Skinner has been diligent in his rehab, maybe even too diligent. He said he thinks he can’t hurt it by doing construction work, plumbing, things “you wouldn’t usually see a race driver doing.” Skinner doesn’t like to sit around and do nothing, and he pushes himself and his knee too hard.

“I’ve got to find the warning system,” Skinner said. “When it starts giving me the warning, I’ve got to listen to them.”

One thing Skinner didn’t listen to was his own doubts. Last year was a difficult one, as he re-injured his knee, broke his ankle, was fired from his ride at Richard Childress Racing, and then underwent the difficult reconstruction surgery.

“When you have the injuries and some of the crashes we’ve had, sometimes you sit back and start second-guessing: ‘Man, do I really want to do this? Is this what I really want to do?’ ” Skinner said. “When I got out of the race car and got my knee and my ankle operated on, it just reassured me that this is what I want to do. Sitting back is not for me. I want to race. I’ve always wanted to race. I want to run up front, and I want to make a difference where I go.”

So he went to Morgan-McClure Motorsports, a team that has struggled the past few years. Skinner saw in that team a little bit of himself. Morgan-McClure needed surgery and a long rehab process.

“This team has had a rough couple of years,” Skinner said. “We had a rough year this last year, went through a lot of injuries.

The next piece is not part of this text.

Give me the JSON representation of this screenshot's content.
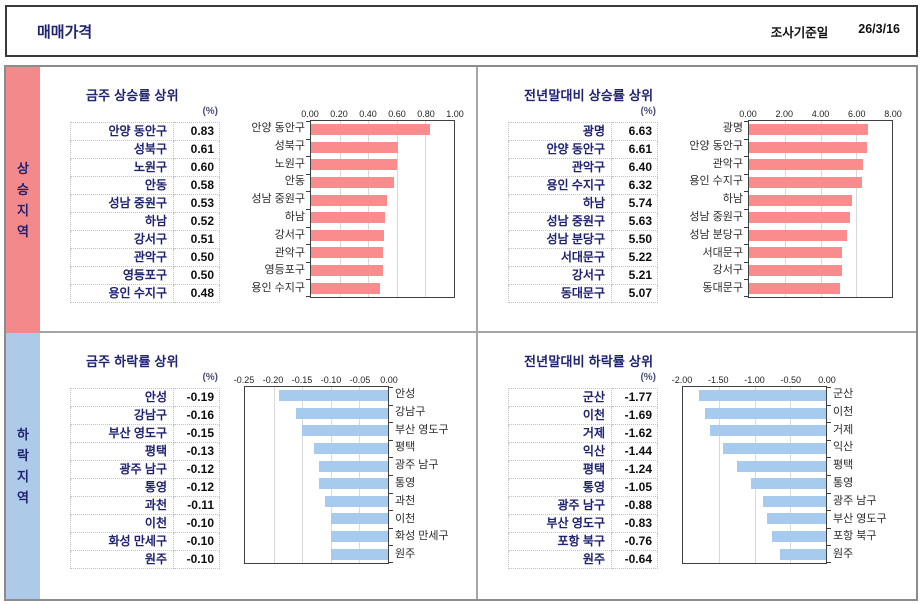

We need each other.”

After five years at RCR, Skinner didn’t feel as needed. He was always the second driver to Dale Earnhardt, and even though he came close, Skinner never made it to victory lane in the No. 31 car.

“We were kind of in the shadows for a long time at RCR,” Skinner said. “A lot of things happened, and we still ended up in the shadows. Being the main focus of the race team will help me mentally.”

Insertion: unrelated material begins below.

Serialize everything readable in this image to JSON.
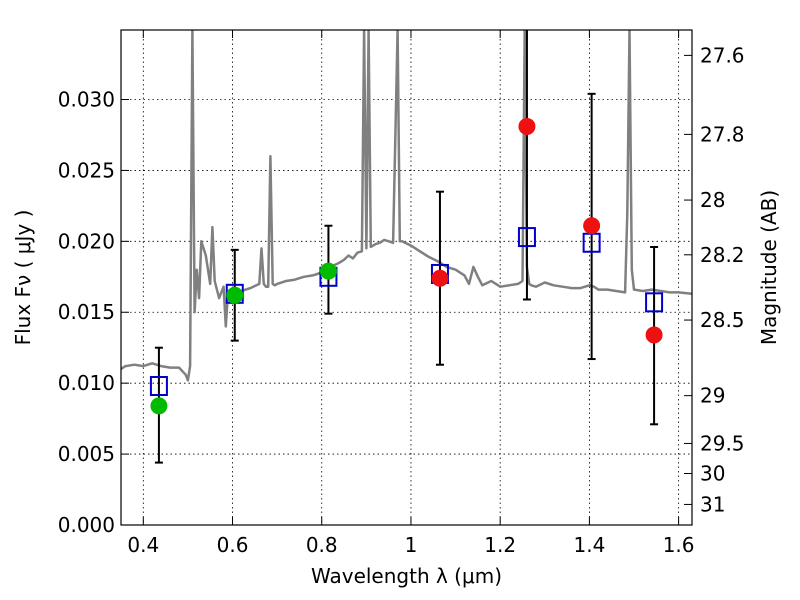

Morgan-McClure, a 14-time Winston Cup winner, hit rock-bottom last year. The team went through four drivers and finished a lowly 37th in the owner points.

“We can’t rebuild myself and this race team overnight,” Skinner said. “But we will rebuild it, as long as everybody keeps pulling that rope in the same direction.”

Skinner likes the attitude of the team led by crew chief Scott Eggleston, but even Skinner admits there is “ground to gain.”

“I don’t know what it’s going to take, what sort of special guidance it’s going to take, what kind of people Larry’s going to plug into what holes,” Skinner said. “I’m going to give my input. Maybe I was a little too quiet in my last job.”

McClure has welcomed Skinner’s input, but Skinner said he won’t speak up too loudly too quickly.

“One thing we’ve talked about is patience with one another,” Skinner said. “That’s got to work both directions. I have to have patience with them. I’ve got some ideas, but I’d rather not say. For me to come in here and say, ‘Larry, we need to move this guy,’ or ‘Do this, let this guy go, hire that guy,’ I don’t think that’s fair.

“I need to go racing with them and give them the opportunity to prove themselves as a race team and me the opportunity to prove that I can fit in with them.”

If they fail, then Skinner will speak up a little louder. Of course, Skinner already has made one suggestion: hiring someone to give Eggleston a little support, a “first mate,” as Skinner calls it.

Skinner has a “first mate” of his own, if you will, in the form of a knee ligament. Now, though, Skinner is itching to get going.

“I’ve been ready,” Skinner said. “I am ready, believe me.”